Generation Rising hosts the band at the Emmanuel Mennonite Church (750 15th St.) this Friday, March 27, at 7 p.m.
It’s part of a larger tour that is bringing the Alberta-based family troupe out west, shares Rafael Duerksen, Generation Rising director.
“We’re doing three concerts with them in Ontario and then three here in Manitoba,” he says, noting last year the band performed on behalf of the ministry in Alberta and British Columbia, to great success.
The Fehr Family Band features James and Heather Fehr and their 11 children. The acoustic group regularly travel the country together to share their love of both music and God.
The evening will feature gospel songs, personal testimonies, and a message hope.
“This is more than just a concert,” Duerksen says. “It’s an opportunity for families and churches to gather, be encouraged in their faith, and be reminded of the hope we have in Christ.”
Admission to the show is free, though donations will be accepted towards Generation Rising’s work.
Those donations are integral to the ministry, Duerksen says.
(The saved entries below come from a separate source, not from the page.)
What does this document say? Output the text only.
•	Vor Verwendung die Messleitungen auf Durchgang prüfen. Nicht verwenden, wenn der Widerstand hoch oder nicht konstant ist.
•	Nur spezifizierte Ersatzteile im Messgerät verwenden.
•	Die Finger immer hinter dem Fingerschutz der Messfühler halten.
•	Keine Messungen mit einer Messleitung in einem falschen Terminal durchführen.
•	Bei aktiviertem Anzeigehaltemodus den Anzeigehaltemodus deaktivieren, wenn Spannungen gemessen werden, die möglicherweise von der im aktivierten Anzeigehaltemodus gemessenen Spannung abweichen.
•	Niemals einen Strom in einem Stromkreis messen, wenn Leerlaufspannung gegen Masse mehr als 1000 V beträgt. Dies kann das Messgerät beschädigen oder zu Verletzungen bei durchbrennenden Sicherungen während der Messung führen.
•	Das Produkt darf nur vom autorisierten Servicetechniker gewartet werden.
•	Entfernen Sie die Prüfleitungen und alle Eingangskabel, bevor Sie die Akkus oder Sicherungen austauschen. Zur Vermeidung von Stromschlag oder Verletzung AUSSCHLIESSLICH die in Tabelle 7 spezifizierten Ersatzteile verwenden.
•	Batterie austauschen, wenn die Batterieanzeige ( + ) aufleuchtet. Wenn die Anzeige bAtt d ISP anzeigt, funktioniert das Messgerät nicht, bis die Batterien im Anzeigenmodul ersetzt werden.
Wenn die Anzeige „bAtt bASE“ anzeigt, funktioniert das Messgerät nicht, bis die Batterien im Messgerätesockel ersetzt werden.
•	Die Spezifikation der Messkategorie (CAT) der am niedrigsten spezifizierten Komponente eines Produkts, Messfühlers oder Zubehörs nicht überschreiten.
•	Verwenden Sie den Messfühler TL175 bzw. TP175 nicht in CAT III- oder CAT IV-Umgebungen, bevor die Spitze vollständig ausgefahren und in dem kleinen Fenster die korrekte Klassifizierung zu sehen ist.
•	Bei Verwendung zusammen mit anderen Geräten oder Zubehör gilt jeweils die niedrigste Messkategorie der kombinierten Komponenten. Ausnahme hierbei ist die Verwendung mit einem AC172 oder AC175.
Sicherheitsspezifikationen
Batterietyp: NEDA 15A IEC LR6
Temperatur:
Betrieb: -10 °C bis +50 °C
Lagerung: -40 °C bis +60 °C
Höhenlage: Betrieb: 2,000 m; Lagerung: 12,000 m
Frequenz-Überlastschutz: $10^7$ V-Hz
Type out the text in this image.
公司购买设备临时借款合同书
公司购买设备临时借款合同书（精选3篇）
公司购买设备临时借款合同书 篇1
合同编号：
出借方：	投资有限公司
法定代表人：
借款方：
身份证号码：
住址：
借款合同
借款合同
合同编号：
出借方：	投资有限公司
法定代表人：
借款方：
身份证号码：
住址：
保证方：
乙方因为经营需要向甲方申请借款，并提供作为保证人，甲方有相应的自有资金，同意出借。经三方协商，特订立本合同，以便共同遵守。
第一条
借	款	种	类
“Our work has grown because we do these concerts. We don’t have the name recognition of bigger organizations, and so we depend on doing these kinds of events for people to get to know us, to partner with us for the long term. We depend on these donations to help this project—we couldn’t do it without it.”
“We partner with Christian schools in Latin America that serve children who live in extreme poverty,” Duerksen explains. “If you provide education and faith you can really lift people out of poverty in the long term.”
Funds raised this weekend will go to help a school in Honduras continue to grow.
“[It’s] on the outskirts of San Pedro Sula, and this area has gone through a lot,” Duerksen shares. “They’ve had gang wars and then a flood, and so the school we’re working with, we’re helping them renovate some classrooms.
“The school has grown over time and they have enough space, but some of their original classrooms were built for little kids. Now that the school also has a high school, they need bigger washrooms, they need to build a lab for their high school so that the students can actually complete the required work to graduate.”
Generation Rising was started in 2008 by people looking to make a difference in the world.
“We started very small,” Duerksen says. “It was just a group of friends from Winnipeg that had originally come from Paraguay and they wanted to give back to the place that they had come from.”
They began raising funds through small-scale community events to sponsor scholarships to a school in Paraguay begun by one of their founders.
“And then it just started growing from there as there were more schools that needed help,” Duerksen says. “And more people joined in.”
Today they work with schools not just in Paraguay and Honduras but Nicaragua as well.
They’ve certainly seen the fruits of their labour over the past 18 years.
“We’ve seen a lot of children … coming back and working as teachers in the schools, which is amazing to see,” says Duerksen. “We also have a university program, so we’re starting to see some of these children come through the university and they’re sharing their family story and how they, for a lot of them, will be the first people ever to go to university in their family.
“And every once in awhile as we’re walking around, someone will approach us and say, ‘Hey, I’ve from that school and this is my life now,’” he says of the kids who have gone on to build families and careers because of the education they were able to receive. “It’s a generational project. Each generation rises out of [poverty] a bit more.”